We could add an "early out" since once canAssignMaps returns false it will not return true for the remainder of the method. However it's a very cheap function to evaluate and isn't going to save hardly any computation to do this optimization. We'd be optimizing for the uncommon case where the RM handed us more containers than we're supposed to assign. In the common case, the list of containers to assign is empty and that will preclude the need to call canAssignMaps. Since the "early out" at the beginning of the method doesn't save much I didn't make this change. If it's important this be done and I missed something, please let me know.
Any special reason to use Integer instead of int for limit? If no, I think using int could be slightly better, then we can use "if (limit <= 0)". Isn't it?
This was an artifact of an earlier design, and I see no reason to use Integer. Changed to int. However I left it as "if (limit < 0)" because there are cases where we want the limit to really be 0 (i.e.: to not request any more containers of that priority).
why do we only filter request with "Locality.ANY"?
We only need to check ANY because of the way the YARN AM-RM protocol works. ANY limits the total number of containers the application is requesting. Any new container being requested, whether that's node-local or rack-local, requires the ANY level to be incremented by one so the RM knows it needs to allocate one more container.

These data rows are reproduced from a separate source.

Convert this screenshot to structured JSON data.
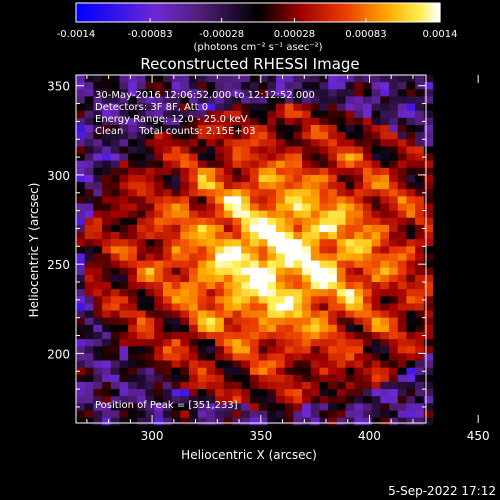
{
  "chart_data": {
    "type": "heatmap",
    "title": "Reconstructed RHESSI Image",
    "xlabel": "Heliocentric X (arcsec)",
    "ylabel": "Heliocentric Y (arcsec)",
    "xlim": [
      265,
      426
    ],
    "ylim": [
      161,
      356
    ],
    "xticks": [
      "300",
      "350",
      "400",
      "450"
    ],
    "yticks": [
      "200",
      "250",
      "300",
      "350"
    ],
    "xtick_values": [
      300,
      350,
      400,
      450
    ],
    "ytick_values": [
      200,
      250,
      300,
      350
    ],
    "colorbar": {
      "min": -0.0014,
      "max": 0.0014,
      "tick_labels": [
        "-0.0014",
        "-0.00083",
        "-0.00028",
        "0.00028",
        "0.00083",
        "0.0014"
      ],
      "tick_values": [
        -0.0014,
        -0.00083,
        -0.00028,
        0.00028,
        0.00083,
        0.0014
      ],
      "units": "(photons cm⁻² s⁻¹ asec⁻²)"
    },
    "annotations": [
      "30-May-2016 12:06:52.000 to 12:12:52.000",
      "Detectors: 3F 8F, Att 0",
      "Energy Range: 12.0 - 25.0 keV",
      "Clean     Total counts: 2.15E+03"
    ],
    "peak_label": "Position of Peak = [351,233]",
    "peak": [
      351,
      233
    ],
    "source_center": [
      358,
      255
    ],
    "colors": {
      "background": "#000000",
      "text": "#ffffff"
    }
  },
  "footer": {
    "date": "5-Sep-2022 17:12"
  }
}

The RM will only grant as many containers as the app requested at the ANY level regardless of how many it asked at the rack or node level.

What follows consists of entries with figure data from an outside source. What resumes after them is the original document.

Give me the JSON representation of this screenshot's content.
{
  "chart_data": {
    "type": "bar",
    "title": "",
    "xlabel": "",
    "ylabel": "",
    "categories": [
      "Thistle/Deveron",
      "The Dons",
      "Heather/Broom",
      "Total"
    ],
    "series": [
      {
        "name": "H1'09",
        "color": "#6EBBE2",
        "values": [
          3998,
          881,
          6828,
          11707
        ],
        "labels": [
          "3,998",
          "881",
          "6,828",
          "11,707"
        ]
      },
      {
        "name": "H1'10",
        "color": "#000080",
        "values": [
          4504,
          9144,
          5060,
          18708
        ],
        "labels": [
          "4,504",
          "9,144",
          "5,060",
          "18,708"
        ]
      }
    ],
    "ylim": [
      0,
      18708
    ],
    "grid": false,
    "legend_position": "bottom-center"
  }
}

It's important we only limit at the ANY level because the AM has no idea what locality is available on the cluster. Essentially what we're doing with this patch is giving the RM the full information of what we want wrt. locality but then also telling it to not give us all of those containers right now. That allows the RM to make the decision of which containers to grant, and it will try to do its best with locality. The problem with having the AM try to limit tasks at the rack or node locality level is that it has no idea what locality is available at the time – only the RM does. For example, if the AM wants to run two map tasks but is configured to only run one, it would have to decide which map task to request. However it doesn't know which task has availability on the cluster. It could end up asking for only task 1, not realizing that task 1 has no locality available right now (node/rack is full) but task 2 does. By telling the RM we want nodes for task 1 and task 2 but only allowing it to give us one container right now, the RM is able to decide which node to allocate based on the requested locality. Therefore the AM is more likely to get better locality with this approach than by trying to limit its task requests directly itself.
In addition, it sounds like we use Integer.MAX_VALUE as a mark for no limit. Can we check it earlier and return?
We can't early-out because if a limit is being removed (i.e.: set to MAX_VALUE) then we need to send the original, unfiltered ask for ANY. Failure to do so means the RM wouldn't see the updated ANY ask and the limit would still be in place.